Despite the premodular state of the industry, McKinsey notes that a wave of strategic partnerships over the past 18 months signals that major industrial players aren’t waiting around.

One large automotive and industrials supplier signed three humanoid actuator partnerships in five months , with Neura Robotics, UK-based Humanoid, and Chinese manufacturer Leju Robotics , positioning itself as a preferred actuator supplier across multiple platforms. Bosch entered through a partnership with Neura Robotics and formed a humanoid-focused joint venture in China. Magna International took an equity stake in Sanctuary AI.

On the compute side, Qualcomm launched the Dragonwing IQ10 , a humanoid-specific processor , and is working with Figure AI and Neura Robotics. Infineon, NXP Semiconductors, STMicroelectronics, and Texas Instruments have all formalized humanoid-specific product integrations.

In manufacturing, Jabil has become the worldwide production partner for Apptronik’s Apollo humanoid. SoftBank announced a $5.4 billion acquisition of ABB’s robotics division. Amazon has been quietly acquiring robotics companies including Fauna Robotics, Rightbot Technologies, and Rivr.

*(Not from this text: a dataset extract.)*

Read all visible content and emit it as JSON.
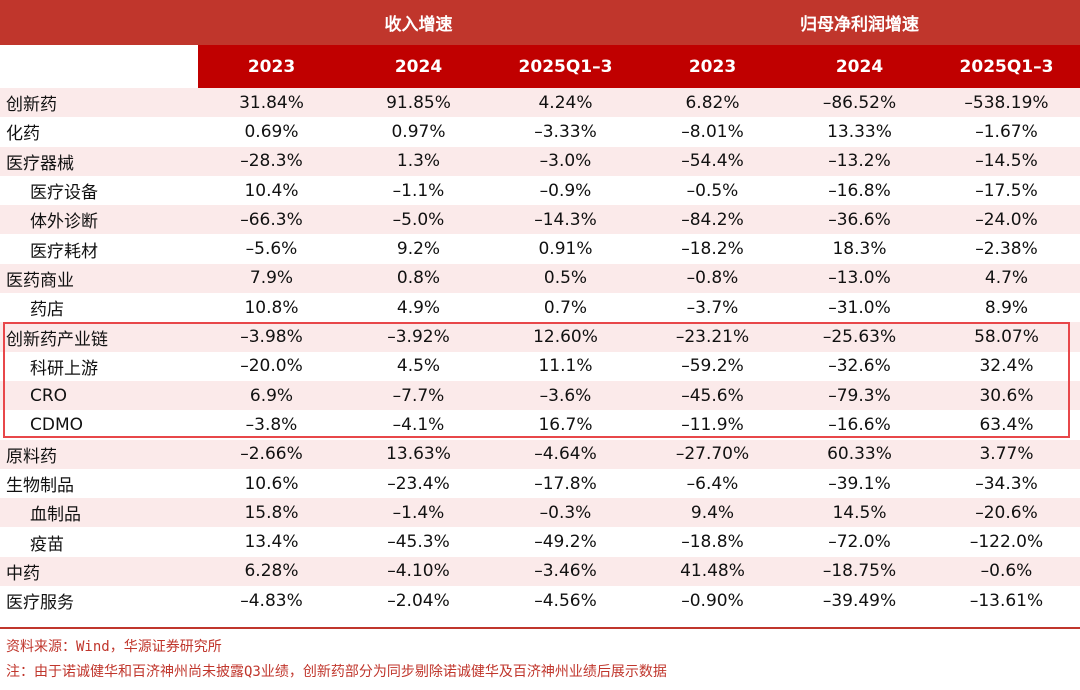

The message from McKinsey is clear: the companies that define standardized subsystem platforms now , actuator modules, compute stacks, sensor suites , will capture the ecosystem leverage that matters most when volumes finally scale.

What Suppliers Should Do Now

The report outlines five priorities for suppliers looking to stake their claim:

  • Forge early co-development partnerships , embed components into robot platforms before specifications are locked
  • Invest in safety and certification , SIL/ASIL certification and ISO compliance lower adoption barriers, especially in Western markets
  • Design for modularity , interoperable components that serve multiple platforms will broaden addressable demand
  • Prove scalable manufacturing , demonstrate volume readiness with automation, secured rare-earth supply, and quality control
  • Build life cycle revenue streams , spare parts, maintenance contracts, and predictive diagnostics will be major profit pools as fleets grow

The Bottom Line

McKinsey’s verdict is that the humanoid supply chain is both the biggest constraint on the industry and, for those who move quickly, the biggest opportunity in a generation. The window to shape the supply chain is open , but narrowing fast.

One data point captures the stakes: a large automotive supplier went from zero humanoid presence to becoming a key actuator supplier in under two years. That’s how quickly incumbency can form once architectures stabilize and volumes start to scale.

The humanoid era is coming. Whether it arrives on schedule , and at what cost , will be decided not in AI labs, but in factories making gearboxes, magnets, and sensors that most people have never heard of.